Lock Your Doors?

Lock Your Doors?
Isaac Smith/The Southern, via AP

I recently bought a century-old Victorian house in the Hudson Valley after a decade in Brooklyn. There are mountain views and streets lined with mature trees; it's about as bucolic as you'd imagine. I'm now adept at lowercase ‘fixer-upper projects' like stripping 1970s wallpaper, staining a deck, and cursing the previous owners for installing 1970s wallpaper. The cursing feels productive, and the house, a marker of adulthood.

One unexpected development: movies and books about home invasion deliver a gut-punch like never before. I'm no longer the rent-stabilized New Yorker tittering at the onscreen rubes killed one by one in their cabin in the woods — now I'm the rube. Specifically the nerd rube: I die second to last.

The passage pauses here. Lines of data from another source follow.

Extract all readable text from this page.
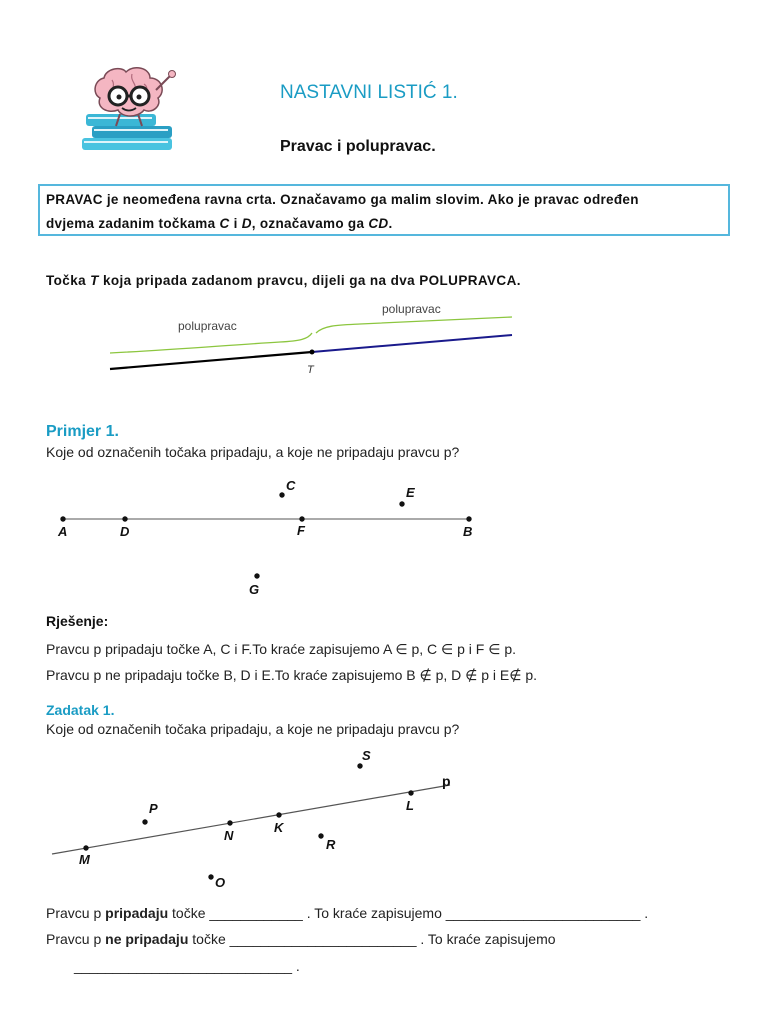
NASTAVNI LISTIĆ 1.
Pravac i polupravac.
PRAVAC je neomeđena ravna crta. Označavamo ga malim slovim. Ako je pravac određen
dvjema zadanim točkama C i D, označavamo ga CD.
Točka T koja pripada zadanom pravcu, dijeli ga na dva POLUPRAVCA.
polupravac
polupravac
T
Primjer 1.
Koje od označenih točaka pripadaju, a koje ne pripadaju pravcu p?
A	D
C
F
E
B
G
Rješenje:
Pravcu p pripadaju točke A, C i F.To kraće zapisujemo A ∈ p, C ∈ p i F ∈ p.
Pravcu p ne pripadaju točke B, D i E.To kraće zapisujemo B ∉ p, D ∉ p i E∉ p.
Zadatak 1.
Koje od označenih točaka pripadaju, a koje ne pripadaju pravcu p?
S
P	L
N
K
R
M
O
p
Pravcu p pripadaju točke ____________ . To kraće zapisujemo _________________________ .
Pravcu p ne pripadaju točke ________________________ . To kraće zapisujemo
____________________________ .
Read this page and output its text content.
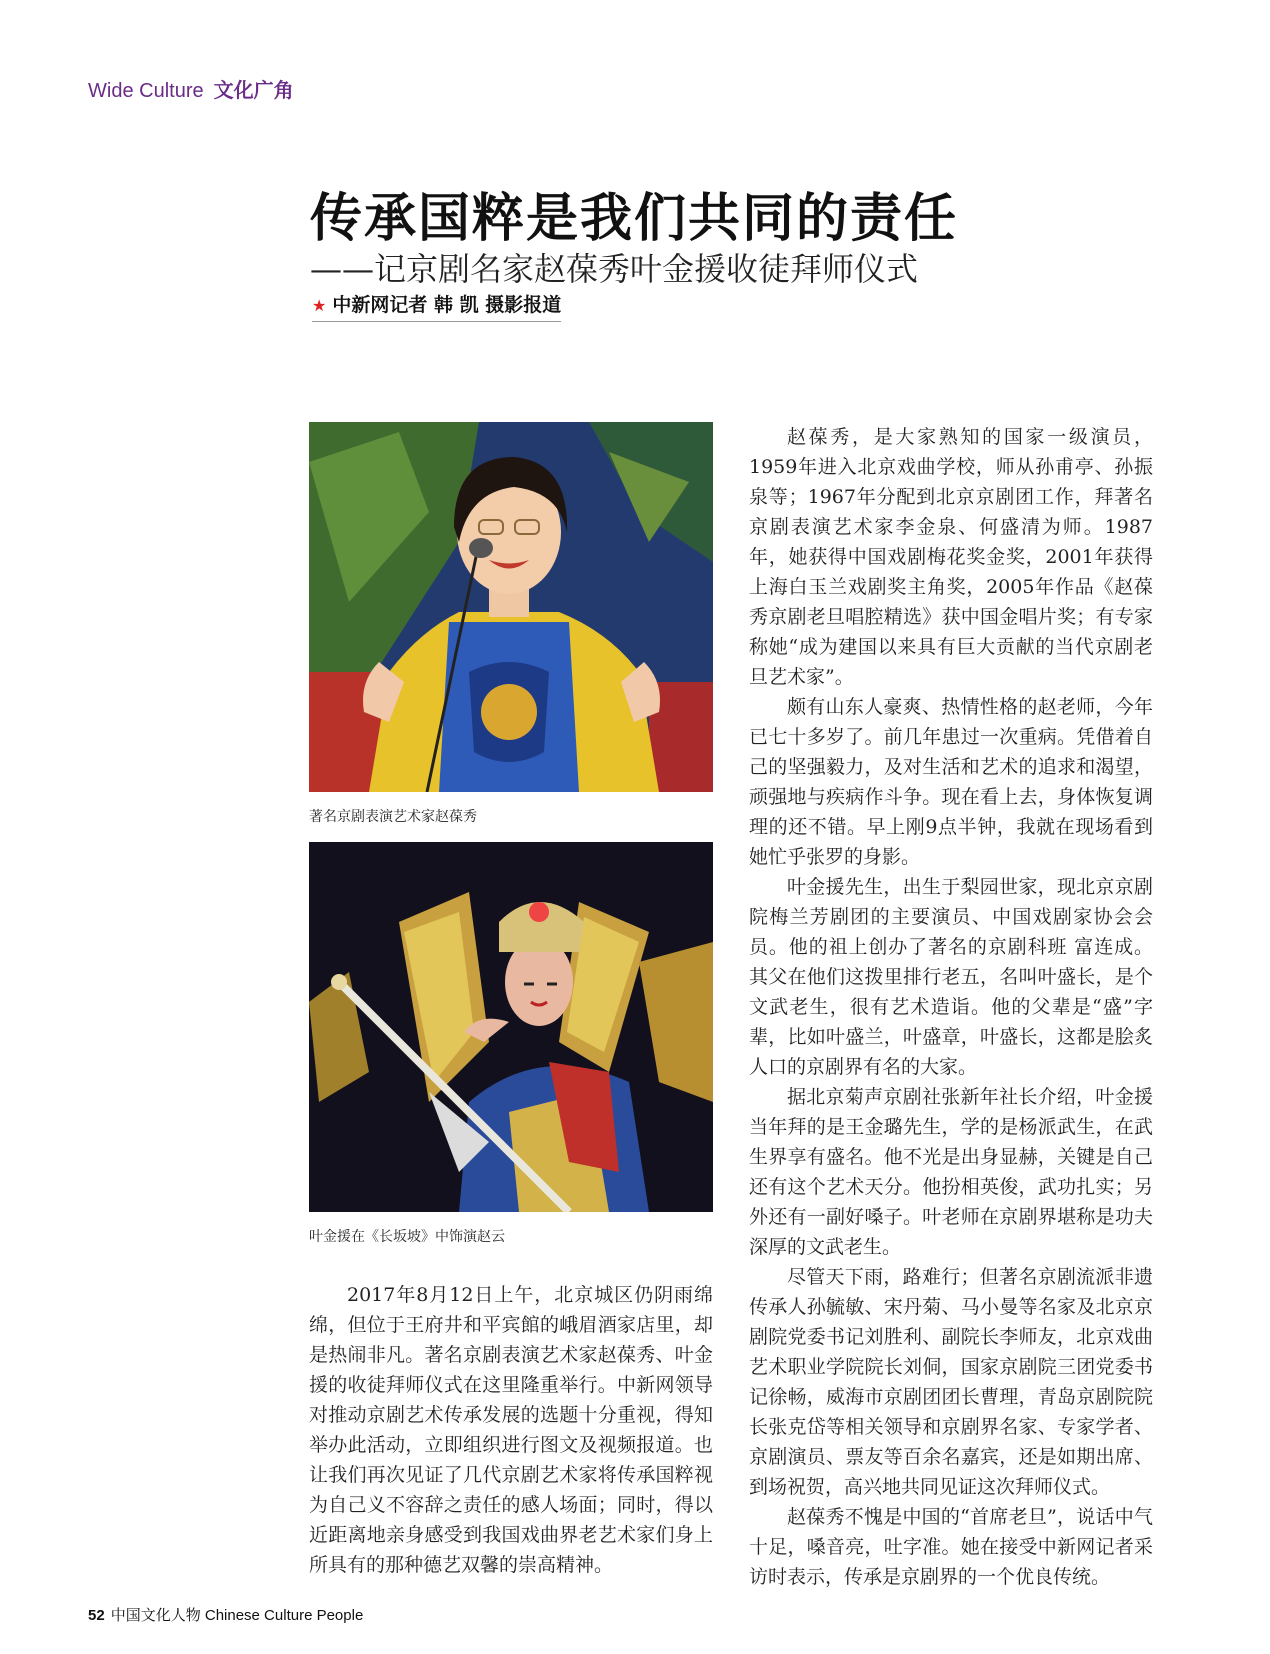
Wide Culture 文化广角
传承国粹是我们共同的责任
——记京剧名家赵葆秀叶金援收徒拜师仪式
★ 中新网记者 韩 凯 摄影报道
著名京剧表演艺术家赵葆秀
叶金援在《长坂坡》中饰演赵云

2017年8月12日上午，北京城区仍阴雨绵绵，但位于王府井和平宾館的峨眉酒家店里，却是热闹非凡。著名京剧表演艺术家赵葆秀、叶金援的收徒拜师仪式在这里隆重举行。中新网领导对推动京剧艺术传承发展的选题十分重视，得知举办此活动，立即组织进行图文及视频报道。也让我们再次见证了几代京剧艺术家将传承国粹视为自己义不容辞之责任的感人场面；同时，得以近距离地亲身感受到我国戏曲界老艺术家们身上所具有的那种德艺双馨的崇高精神。

赵葆秀，是大家熟知的国家一级演员，1959年进入北京戏曲学校，师从孙甫亭、孙振泉等；1967年分配到北京京剧团工作，拜著名京剧表演艺术家李金泉、何盛清为师。1987年，她获得中国戏剧梅花奖金奖，2001年获得上海白玉兰戏剧奖主角奖，2005年作品《赵葆秀京剧老旦唱腔精选》获中国金唱片奖；有专家称她“成为建国以来具有巨大贡献的当代京剧老旦艺术家”。

颇有山东人豪爽、热情性格的赵老师，今年已七十多岁了。前几年患过一次重病。凭借着自己的坚强毅力，及对生活和艺术的追求和渴望，顽强地与疾病作斗争。现在看上去，身体恢复调理的还不错。早上刚9点半钟，我就在现场看到她忙乎张罗的身影。

叶金援先生，出生于梨园世家，现北京京剧院梅兰芳剧团的主要演员、中国戏剧家协会会员。他的祖上创办了著名的京剧科班 富连成。其父在他们这拨里排行老五，名叫叶盛长，是个文武老生，很有艺术造诣。他的父辈是“盛”字辈，比如叶盛兰，叶盛章，叶盛长，这都是脍炙人口的京剧界有名的大家。

据北京菊声京剧社张新年社长介绍，叶金援当年拜的是王金璐先生，学的是杨派武生，在武生界享有盛名。他不光是出身显赫，关键是自己还有这个艺术天分。他扮相英俊，武功扎实；另外还有一副好嗓子。叶老师在京剧界堪称是功夫深厚的文武老生。

尽管天下雨，路难行；但著名京剧流派非遗传承人孙毓敏、宋丹菊、马小曼等名家及北京京剧院党委书记刘胜利、副院长李师友，北京戏曲艺术职业学院院长刘侗，国家京剧院三团党委书记徐畅，威海市京剧团团长曹理，青岛京剧院院长张克岱等相关领导和京剧界名家、专家学者、京剧演员、票友等百余名嘉宾，还是如期出席、到场祝贺，高兴地共同见证这次拜师仪式。

赵葆秀不愧是中国的“首席老旦”，说话中气十足，嗓音亮，吐字准。她在接受中新网记者采访时表示，传承是京剧界的一个优良传统。

52 中国文化人物 Chinese Culture People
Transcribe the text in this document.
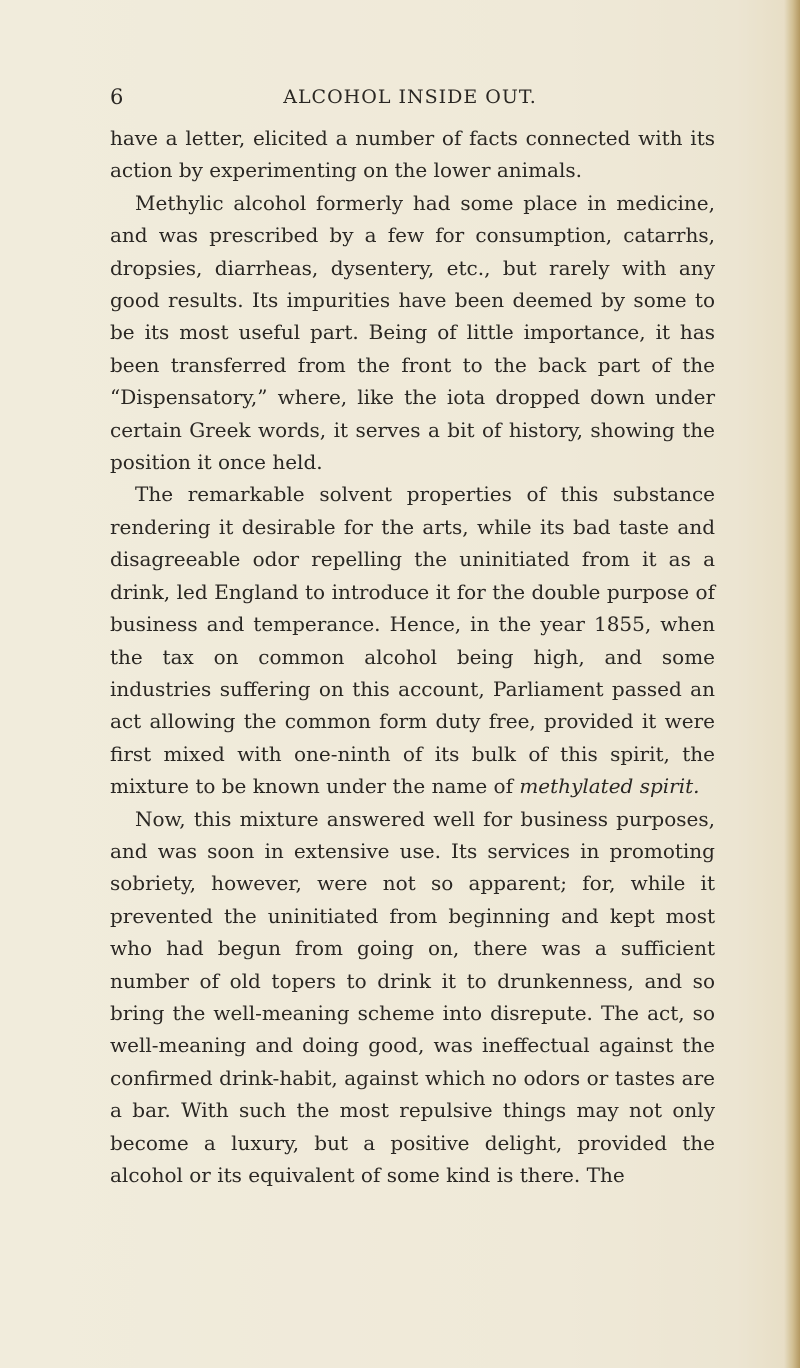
6	ALCOHOL INSIDE OUT.

have a letter, elicited a number of facts connected with its action by experimenting on the lower animals.

Methylic alcohol formerly had some place in medicine, and was prescribed by a few for consumption, catarrhs, dropsies, diarrheas, dysentery, etc., but rarely with any good results. Its impurities have been deemed by some to be its most useful part. Being of little importance, it has been transferred from the front to the back part of the “Dispensatory,” where, like the iota dropped down under certain Greek words, it serves a bit of history, showing the position it once held.

The remarkable solvent properties of this substance rendering it desirable for the arts, while its bad taste and disagreeable odor repelling the uninitiated from it as a drink, led England to introduce it for the double purpose of business and temperance. Hence, in the year 1855, when the tax on common alcohol being high, and some industries suffering on this account, Parliament passed an act allowing the common form duty free, provided it were first mixed with one-ninth of its bulk of this spirit, the mixture to be known under the name of methylated spirit.

Now, this mixture answered well for business purposes, and was soon in extensive use. Its services in promoting sobriety, however, were not so apparent; for, while it prevented the uninitiated from beginning and kept most who had begun from going on, there was a sufficient number of old topers to drink it to drunkenness, and so bring the well-meaning scheme into disrepute. The act, so well-meaning and doing good, was ineffectual against the confirmed drink-habit, against which no odors or tastes are a bar. With such the most repulsive things may not only become a luxury, but a positive delight, provided the alcohol or its equivalent of some kind is there. The
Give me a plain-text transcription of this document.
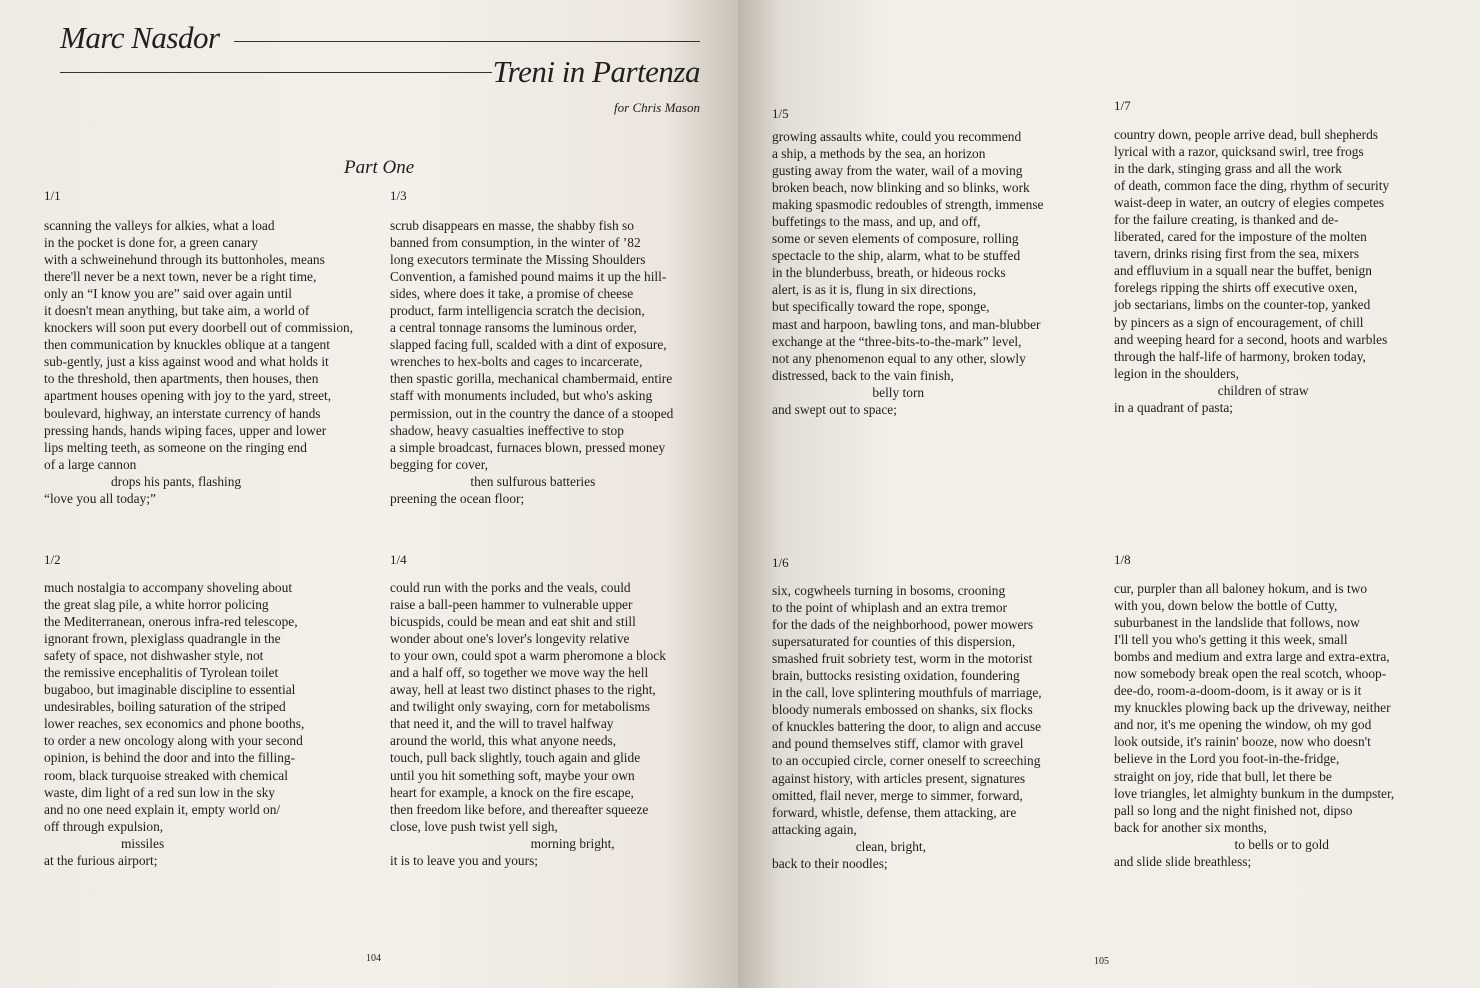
Marc Nasdor
Treni in Partenza
for Chris Mason
Part One
1/1
scanning the valleys for alkies, what a load
in the pocket is done for, a green canary
with a schweinehund through its buttonholes, means
there'll never be a next town, never be a right time,
only an “I know you are” said over again until
it doesn't mean anything, but take aim, a world of
knockers will soon put every doorbell out of commission,
then communication by knuckles oblique at a tangent
sub-gently, just a kiss against wood and what holds it
to the threshold, then apartments, then houses, then
apartment houses opening with joy to the yard, street,
boulevard, highway, an interstate currency of hands
pressing hands, hands wiping faces, upper and lower
lips melting teeth, as someone on the ringing end
of a large cannon
drops his pants, flashing
“love you all today;”
1/3
scrub disappears en masse, the shabby fish so
banned from consumption, in the winter of ’82
long executors terminate the Missing Shoulders
Convention, a famished pound maims it up the hill-
sides, where does it take, a promise of cheese
product, farm intelligencia scratch the decision,
a central tonnage ransoms the luminous order,
slapped facing full, scalded with a dint of exposure,
wrenches to hex-bolts and cages to incarcerate,
then spastic gorilla, mechanical chambermaid, entire
staff with monuments included, but who's asking
permission, out in the country the dance of a stooped
shadow, heavy casualties ineffective to stop
a simple broadcast, furnaces blown, pressed money
begging for cover,
then sulfurous batteries
preening the ocean floor;
1/2
much nostalgia to accompany shoveling about
the great slag pile, a white horror policing
the Mediterranean, onerous infra-red telescope,
ignorant frown, plexiglass quadrangle in the
safety of space, not dishwasher style, not
the remissive encephalitis of Tyrolean toilet
bugaboo, but imaginable discipline to essential
undesirables, boiling saturation of the striped
lower reaches, sex economics and phone booths,
to order a new oncology along with your second
opinion, is behind the door and into the filling-
room, black turquoise streaked with chemical
waste, dim light of a red sun low in the sky
and no one need explain it, empty world on/
off through expulsion,
missiles
at the furious airport;
1/4
could run with the porks and the veals, could
raise a ball-peen hammer to vulnerable upper
bicuspids, could be mean and eat shit and still
wonder about one's lover's longevity relative
to your own, could spot a warm pheromone a block
and a half off, so together we move way the hell
away, hell at least two distinct phases to the right,
and twilight only swaying, corn for metabolisms
that need it, and the will to travel halfway
around the world, this what anyone needs,
touch, pull back slightly, touch again and glide
until you hit something soft, maybe your own
heart for example, a knock on the fire escape,
then freedom like before, and thereafter squeeze
close, love push twist yell sigh,
morning bright,
it is to leave you and yours;
104
1/5
growing assaults white, could you recommend
a ship, a methods by the sea, an horizon
gusting away from the water, wail of a moving
broken beach, now blinking and so blinks, work
making spasmodic redoubles of strength, immense
buffetings to the mass, and up, and off,
some or seven elements of composure, rolling
spectacle to the ship, alarm, what to be stuffed
in the blunderbuss, breath, or hideous rocks
alert, is as it is, flung in six directions,
but specifically toward the rope, sponge,
mast and harpoon, bawling tons, and man-blubber
exchange at the “three-bits-to-the-mark” level,
not any phenomenon equal to any other, slowly
distressed, back to the vain finish,
belly torn
and swept out to space;
1/7
country down, people arrive dead, bull shepherds
lyrical with a razor, quicksand swirl, tree frogs
in the dark, stinging grass and all the work
of death, common face the ding, rhythm of security
waist-deep in water, an outcry of elegies competes
for the failure creating, is thanked and de-
liberated, cared for the imposture of the molten
tavern, drinks rising first from the sea, mixers
and effluvium in a squall near the buffet, benign
forelegs ripping the shirts off executive oxen,
job sectarians, limbs on the counter-top, yanked
by pincers as a sign of encouragement, of chill
and weeping heard for a second, hoots and warbles
through the half-life of harmony, broken today,
legion in the shoulders,
children of straw
in a quadrant of pasta;
1/6
six, cogwheels turning in bosoms, crooning
to the point of whiplash and an extra tremor
for the dads of the neighborhood, power mowers
supersaturated for counties of this dispersion,
smashed fruit sobriety test, worm in the motorist
brain, buttocks resisting oxidation, foundering
in the call, love splintering mouthfuls of marriage,
bloody numerals embossed on shanks, six flocks
of knuckles battering the door, to align and accuse
and pound themselves stiff, clamor with gravel
to an occupied circle, corner oneself to screeching
against history, with articles present, signatures
omitted, flail never, merge to simmer, forward,
forward, whistle, defense, them attacking, are
attacking again,
clean, bright,
back to their noodles;
1/8
cur, purpler than all baloney hokum, and is two
with you, down below the bottle of Cutty,
suburbanest in the landslide that follows, now
I'll tell you who's getting it this week, small
bombs and medium and extra large and extra-extra,
now somebody break open the real scotch, whoop-
dee-do, room-a-doom-doom, is it away or is it
my knuckles plowing back up the driveway, neither
and nor, it's me opening the window, oh my god
look outside, it's rainin' booze, now who doesn't
believe in the Lord you foot-in-the-fridge,
straight on joy, ride that bull, let there be
love triangles, let almighty bunkum in the dumpster,
pall so long and the night finished not, dipso
back for another six months,
to bells or to gold
and slide slide breathless;
105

This isn't limited to horror films. Even watching art-house fare like Darren Aronofsky's Mother!, I cringed less at the grand guignol filicide than at the houseguests' breaking of that gorgeous double-basin sink. (You animals!) This new sensitivity is reassuring. I worried about becoming complacent as I entered the propertied class, in addition to the usual worries of growing cynical with age. The sensitivity is a naked flank for art to locate and slowly pierce. In the case of two books published in the past year, the piercing came with a memorable twist of the knife.

*

Paul Tremblay's The Cabin at the End of the World, his sixth book, was marketed as a thriller, with a cover blurb from Stephen King. On that count it delivers: you'll cancel dinner plans to finish reading it. The titular cabin is an off-the-grid lakeside idyll in northern New Hampshire. Eric and Andrew, along with their adopted seven-year-old Wen, have driven up from Boston for a weekend of lazing, reading, and not much else. There's no cell service and the nearest house is two miles down the road. Then four strangers arrive on foot, dressed in matching jeans and oxford button-down shirts, toting homemade weapons. They insist the family make a terrible decision; the strangers — two men and two women who speak in the benevolent, even tones of the zealot — can't leave until a sacrifice is made. One of them says, “I can only imagine how nervous you all are, and understandably so, at our arrival on your doorstep. This isn't easy for us, either. We've never been in this position before. No one has, ever, not in the history of mankind.”

The novel's perspective shifts between Eric, Andrew, Wen, and, briefly, between two of the strangers. This heightens and draws out the tension, though later chapters, narrated by both parents in the first person plural, distracts from the action. It's a minor quibble. Tremblay deftly illustrates how quickly regular life can become a nightmarish struggle for survival. He also knows a clear-eyed belief in an antagonist — that absolute certainty justifying all actions, however terrible — is uniquely troubling for someone self-aware: I don't want to do commit violence, but I must.